New tax allowance for onshore oil and gas, Green Deal reform, and £5 million  investment in large-scale electric vehicles…these are just some of the  proposals in the Autumn Statement 2013 delivered by the Chancellor of the  Exchequer on 5 December 2013. 

Shale gas tax allowances

One of the most significant announcements was the introduction of a new tax  allowance for the exploration and development of shale gas in the UK, which  the Government hopes will encourage global operators to invest in the UK’s  indigenous oil and gas resources. In addition to a generous tax reduction from  62 per cent to 30 per cent, companies will receive an allowance equal to 75  per cent of their capital spend on shale gas projects. According to the  Chancellor, this move would make the UK’s tax regime the most generous in  the world. 

CRC Energy Efficiency  Scheme

Of particular importance to the  carbon market is the confirmation  that the price of allowances under the  CRC Energy Efficiency Scheme for  2014/15 will be set at £15.60 per  tonne of carbon dioxide in advance of  the forecast sale, and £16.40 in the  buy-to-comply sale. Readers should  note that the Autumn Statement  document refers to CRC allowances  as an environmental tax, although in  practice the scheme is treated by  landlords and tenants as a matter of  energy usage, and the scheme does  not form part of the Finance Bill 2014.  Given the forthcoming registration  deadline for the Initial Phase of the  CRC, this updated classification may  impact how responsibilities are  defined in tenancy agreements. 

Climate Change  Agreements

The scope of Climate Change  Agreements (CCA) will be extended  to cover the data centres sector by  the end of 2014, along with other  energy intensive sectors already in  the scheme. From 1 April 2014, the  Government will also introduce a  mixed use exemption from the  Climate Change Levy (CCL) for solid  fuels used in certain gasification  processes. The exemption would  include coke, coal and anthracite  used partly as fuel and partly for their  structural properties as a bedding  agent in gas extraction from waste. 


The Energy Companies Obligation  (ECO) scheme requires energy  companies to improve energy  efficiency for low-income households.  It is designed to help means-tested  customers fund insulation measures.  The ECO covers those customers  who will not be able to benefit from  the Green Deal as their income is not  appropriate for the loan arrangements  underlying the Green Deal. 

The Chancellor announced plans to  revise the ECO as part of this loan to  reduce annual household energy bills  by £50. To achieve these savings the  ECO scheme will be extended to  March 2017 giving energy suppliers  an additional two years to meet their  ECO targets. 

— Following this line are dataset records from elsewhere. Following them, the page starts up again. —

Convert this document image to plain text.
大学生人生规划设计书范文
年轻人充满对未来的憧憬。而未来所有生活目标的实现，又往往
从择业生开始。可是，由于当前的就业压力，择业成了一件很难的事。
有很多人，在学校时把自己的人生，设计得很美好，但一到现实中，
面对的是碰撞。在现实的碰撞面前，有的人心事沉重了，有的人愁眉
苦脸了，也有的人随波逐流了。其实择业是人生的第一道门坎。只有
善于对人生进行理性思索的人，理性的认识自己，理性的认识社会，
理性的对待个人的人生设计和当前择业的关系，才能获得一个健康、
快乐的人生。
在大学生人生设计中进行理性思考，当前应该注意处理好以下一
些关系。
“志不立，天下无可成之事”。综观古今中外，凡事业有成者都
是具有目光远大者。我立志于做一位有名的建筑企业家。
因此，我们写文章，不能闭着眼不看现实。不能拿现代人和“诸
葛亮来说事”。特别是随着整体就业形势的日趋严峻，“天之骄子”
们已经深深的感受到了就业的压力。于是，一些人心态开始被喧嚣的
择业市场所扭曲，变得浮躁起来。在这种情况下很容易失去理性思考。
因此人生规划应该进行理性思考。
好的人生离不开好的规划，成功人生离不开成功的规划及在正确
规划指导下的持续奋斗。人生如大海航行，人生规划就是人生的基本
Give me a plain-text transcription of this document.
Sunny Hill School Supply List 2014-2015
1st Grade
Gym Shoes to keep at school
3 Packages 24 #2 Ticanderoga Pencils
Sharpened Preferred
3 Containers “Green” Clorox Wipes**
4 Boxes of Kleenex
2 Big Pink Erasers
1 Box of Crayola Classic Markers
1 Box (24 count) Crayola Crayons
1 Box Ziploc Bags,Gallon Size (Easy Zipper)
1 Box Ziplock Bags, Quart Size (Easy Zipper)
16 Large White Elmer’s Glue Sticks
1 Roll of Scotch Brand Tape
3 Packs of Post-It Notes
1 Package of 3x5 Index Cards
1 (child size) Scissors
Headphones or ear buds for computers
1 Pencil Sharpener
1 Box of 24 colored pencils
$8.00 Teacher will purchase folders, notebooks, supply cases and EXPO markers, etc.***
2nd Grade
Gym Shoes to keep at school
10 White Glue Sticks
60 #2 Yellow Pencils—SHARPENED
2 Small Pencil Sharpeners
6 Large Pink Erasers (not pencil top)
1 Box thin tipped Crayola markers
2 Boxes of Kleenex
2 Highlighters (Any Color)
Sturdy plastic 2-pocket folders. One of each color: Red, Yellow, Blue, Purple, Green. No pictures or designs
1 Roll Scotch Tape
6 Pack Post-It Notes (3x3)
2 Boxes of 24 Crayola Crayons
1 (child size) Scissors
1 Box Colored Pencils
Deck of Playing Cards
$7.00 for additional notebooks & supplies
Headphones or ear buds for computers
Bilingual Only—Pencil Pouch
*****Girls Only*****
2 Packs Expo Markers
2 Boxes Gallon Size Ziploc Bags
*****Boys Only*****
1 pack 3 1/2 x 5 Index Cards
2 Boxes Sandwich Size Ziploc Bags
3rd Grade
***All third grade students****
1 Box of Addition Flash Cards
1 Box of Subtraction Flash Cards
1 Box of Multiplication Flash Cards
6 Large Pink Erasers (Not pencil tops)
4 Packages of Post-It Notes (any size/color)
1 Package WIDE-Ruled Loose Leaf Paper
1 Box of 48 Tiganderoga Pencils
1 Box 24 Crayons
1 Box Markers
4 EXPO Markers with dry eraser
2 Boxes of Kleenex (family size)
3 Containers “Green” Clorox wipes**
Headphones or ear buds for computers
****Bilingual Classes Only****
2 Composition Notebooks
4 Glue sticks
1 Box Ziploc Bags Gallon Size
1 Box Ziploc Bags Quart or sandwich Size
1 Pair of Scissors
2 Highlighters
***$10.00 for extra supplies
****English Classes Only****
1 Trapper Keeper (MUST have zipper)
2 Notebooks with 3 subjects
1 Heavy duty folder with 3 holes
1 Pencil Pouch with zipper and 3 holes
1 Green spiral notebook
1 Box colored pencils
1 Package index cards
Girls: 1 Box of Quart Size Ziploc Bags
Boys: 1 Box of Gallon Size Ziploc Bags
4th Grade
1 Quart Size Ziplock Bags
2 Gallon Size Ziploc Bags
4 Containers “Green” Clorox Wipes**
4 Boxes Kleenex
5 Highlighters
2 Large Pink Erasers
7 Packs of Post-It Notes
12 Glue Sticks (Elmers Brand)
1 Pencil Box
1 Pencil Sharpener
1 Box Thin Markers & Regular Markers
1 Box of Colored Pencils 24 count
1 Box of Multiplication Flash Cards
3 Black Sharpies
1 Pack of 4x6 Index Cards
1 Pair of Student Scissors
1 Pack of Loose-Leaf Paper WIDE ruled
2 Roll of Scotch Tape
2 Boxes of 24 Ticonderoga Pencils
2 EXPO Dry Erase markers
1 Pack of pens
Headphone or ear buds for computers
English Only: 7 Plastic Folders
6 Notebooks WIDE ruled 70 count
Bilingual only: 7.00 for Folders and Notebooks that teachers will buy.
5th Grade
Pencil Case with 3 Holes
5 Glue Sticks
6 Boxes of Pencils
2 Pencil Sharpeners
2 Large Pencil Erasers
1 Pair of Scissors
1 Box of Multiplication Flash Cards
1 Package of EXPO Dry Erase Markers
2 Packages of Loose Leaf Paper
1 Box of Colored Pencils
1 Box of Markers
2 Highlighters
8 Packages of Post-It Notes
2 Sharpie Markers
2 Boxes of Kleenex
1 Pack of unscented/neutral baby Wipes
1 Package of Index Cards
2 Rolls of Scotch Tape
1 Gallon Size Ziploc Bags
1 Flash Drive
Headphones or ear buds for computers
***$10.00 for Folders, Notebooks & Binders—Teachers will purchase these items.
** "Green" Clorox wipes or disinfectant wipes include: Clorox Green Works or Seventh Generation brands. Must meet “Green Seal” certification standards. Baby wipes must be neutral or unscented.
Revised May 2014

The detail on the ECO reforms will be  released in a consultation in the  spring of 2014. The issue here is that  energy suppliers will face pressure to  decrease their charges prior to the  changes to the legislation being  made. Both the energy companies  and anyone involved in the ECO  arrangements will need to be alive to  the changes being reported as they  impact on contracts that have  already been signed but which were  designed to meet the original 2015 deadline.

Green Deal

The Chancellor announced the  Government’s intention to simplify  the Green Deal scheme, which has  so far been implemented with low  uptake, partly due to the interest  rates payable on Green Deal loans.  Given the current level of mortgage  rates, it has been cheaper for  consumers to extend their  mortgages to install these types of  measures. 

Some changes proposed for the  Green Deal involve amending the  golden rule and the legislation to  allow both landlords and tenants to  benefit from the scheme; extending the list of energy improving measures  available as part of the Green Deal,  and improving the finance offer that  the Green Deal Finance Company is  able to provide. Further, the  Government will consider providing  funding to private landlords through  the Green Deal to enable them to  achieve minimum energy efficiency  standards by 2018, as required by  wider energy efficiency policies. 

Other levies

No reform measures have been  introduced in relation to levies for  renewables and other low-carbon  technologies which are being dealt  with separately by the Department of  Energy and Climate Change. This  also means that there will be no cut  or removal of the Carbon Price Floor  (CPF) as had been hoped for by the  coal mining sector and some energy  intensive industries. For further  details on the energy market reform  please continue reading the Energy  and Projects section of this  newsletter. 

Following the Autumn Statement,  HMRC published the Draft Finance  Bill 2014 for consultation on 10  December 2013 which includes  proposals set out above. The draft  legislation is available for comments  until 2 February 2014.